Florian Schneider, quello di Ralf & Florian, ricordate? Il componente più alto dei Kraftwerk, quello con i glaciali occhi azzurri e il viso che bucava lo schermo. Nella seconda metà degli anni ’70 era il membro del gruppo che abbigliato da robot ne usciva in maniera più convincente. Un manichino degli anni ’30 prossimi venturi. Florian Schneider è morto a 73 anni. Insieme a Ralf Hütter aveva fondato i Kraftwerk, ma dal 2008 aveva abbandonato la band (per stanchezza più che per dissidi) che è tuttora nella salde mani dell’ex socio.
Parlare di Schneider al di fuori del suo ruolo nel gruppo è pressoché impossibile, perché i Kraftwerk sono stati la sua vita. Il connubio con Hütter, conosciuto al conservatorio di Düsseldorf, ha trasformato completamente l’idea di musica elettronica. Prima di loro c’erano bellissime masturbazioni al limite dell’inascoltabile, portate avanti da grandi maestri della musica contemporanea (Stockhausen su tutti), e poi le grandi sinfonie interstellari di Tangerine Dream, Klaus Schulze e compagnia Kosmike. Ecco, i Kraftwerk trasformano l’elettronica in qualcosa di più terreno, più fruibile anche da parte di chi proprio dello spazio se ne frega. In poche parole, la rendono pop.
E dire che anche loro erano partiti come ensemble dedito alla manipolazione rumoristica più estrema nella loro officina sonora Kling Klang Studio. In questa prima fase Florian suona lo strumento che ha ha studiato fin da ragazzino: il flauto traverso. Occasionalmente si dedica al violino e alle percussioni, ma è delle nuove macchine elettroniche, i sintetizzatori, che lui e Ralf sono innamorati. Specie Florian. Hütter arriva infatti a definire il suo compare un feticista del suono per l’accanimento e l’impegno che questi infonde nello studio delle capacità di quei marchingegni. Riesce addirittura a combinare il suo amato flauto a un sintetizzatore trasformandolo in E-Flöte (Elektronische Flöte).
I marchingegni a un certo punto spalancano ai due nuove strade, anzi delle vere e proprie autostrade. Dal 1974, con Autobahn, Ralf e Florian (insieme agli aggiunti Wolfgang Flür e Klaus Roeder) inventano di sana pianta la via pop dell’elettronica, con drum machine morbide e sintetizzatori zuccherosi a sfrecciare su corsie sonore che si faranno via via più futuribili.

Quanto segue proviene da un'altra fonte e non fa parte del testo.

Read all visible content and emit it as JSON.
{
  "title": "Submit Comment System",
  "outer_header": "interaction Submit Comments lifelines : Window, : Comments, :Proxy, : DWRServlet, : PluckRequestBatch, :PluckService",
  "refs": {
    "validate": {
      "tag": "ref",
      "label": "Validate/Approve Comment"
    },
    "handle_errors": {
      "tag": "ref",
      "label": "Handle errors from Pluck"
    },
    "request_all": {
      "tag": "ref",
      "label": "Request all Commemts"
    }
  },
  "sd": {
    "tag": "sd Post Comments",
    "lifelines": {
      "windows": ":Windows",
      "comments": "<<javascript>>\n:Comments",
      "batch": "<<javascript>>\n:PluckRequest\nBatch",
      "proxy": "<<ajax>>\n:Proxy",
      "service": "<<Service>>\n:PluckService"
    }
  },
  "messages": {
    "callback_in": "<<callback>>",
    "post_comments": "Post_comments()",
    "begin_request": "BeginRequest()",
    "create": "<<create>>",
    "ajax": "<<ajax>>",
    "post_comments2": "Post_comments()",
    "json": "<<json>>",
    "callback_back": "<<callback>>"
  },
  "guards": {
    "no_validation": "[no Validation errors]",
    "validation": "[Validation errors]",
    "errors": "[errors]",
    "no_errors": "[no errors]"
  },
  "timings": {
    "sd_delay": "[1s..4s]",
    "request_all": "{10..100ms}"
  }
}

The Man Machine del 1978 è il loro capolavoro, qui la fusione tra uomo e macchina è completa. Ma non sarà mai così distaccata come i quattro vestiti da manichini-robot vorrebbero far credere. Si ascolti l’indimenticabile singolo The Robot: ritmica minimale ma irresistibile, vocoder a tutto spiano e un tema melodico 3 note + 4 da applausi. L’elettronica tedesca finisce in discoteca, un’elettronica ancora più marcata di quella di Giorgio Moroder che flirta con la disco americana. I Kraftwerk invece non rinunciano a un’oncia del loro europeismo (ne canteranno le lodi in Trans-Europe Express), insistendo e radicalizzando un suono solo loro, senza intromissioni.
Così facendo finiranno per ammaliare un pressoché numero infinito di artisti. Il primo è David Bowie, che concepisce la sua trilogia berlinese sulla spinta dell’amore per certa musica germanica. Bowie stima a tal punto i Kraftwerk da dedicare proprio a Florian Schneider una delle oasi ambient del suo Heroes (V2- Schneider). Partendo da qui la la lista di coloro che hanno subito l’influenza dei tedeschi si fa interminabile, da alfieri del post punk come Joy Division, New Order, i primi Simple Minds, Gary Numan, Depeche Mode, OMD per spingerci ai Daft Punk, Aphex Twin, Björk, Afrika Bambaataa, Kanye West, T-Pain. Addirittura Madonna si rifà ai Kraftwerk per la struttura ritmica della sua Music.
In poche parole, i Kraftwerk sono la band più influente del mondo, ancora più dei Beatles. Ognuno degli artisti citati (e moltissimi altri) deve tantissimo al lavoro di Florian Schneider e Ralf Hütter, tutta la musica moderna deve qualcosa a questo distinto signore dagli occhi di ghiaccio che da oggi ci immagineremo libero di scorrazzare in un’infinita autobahn piena zeppa di sintetizzatori.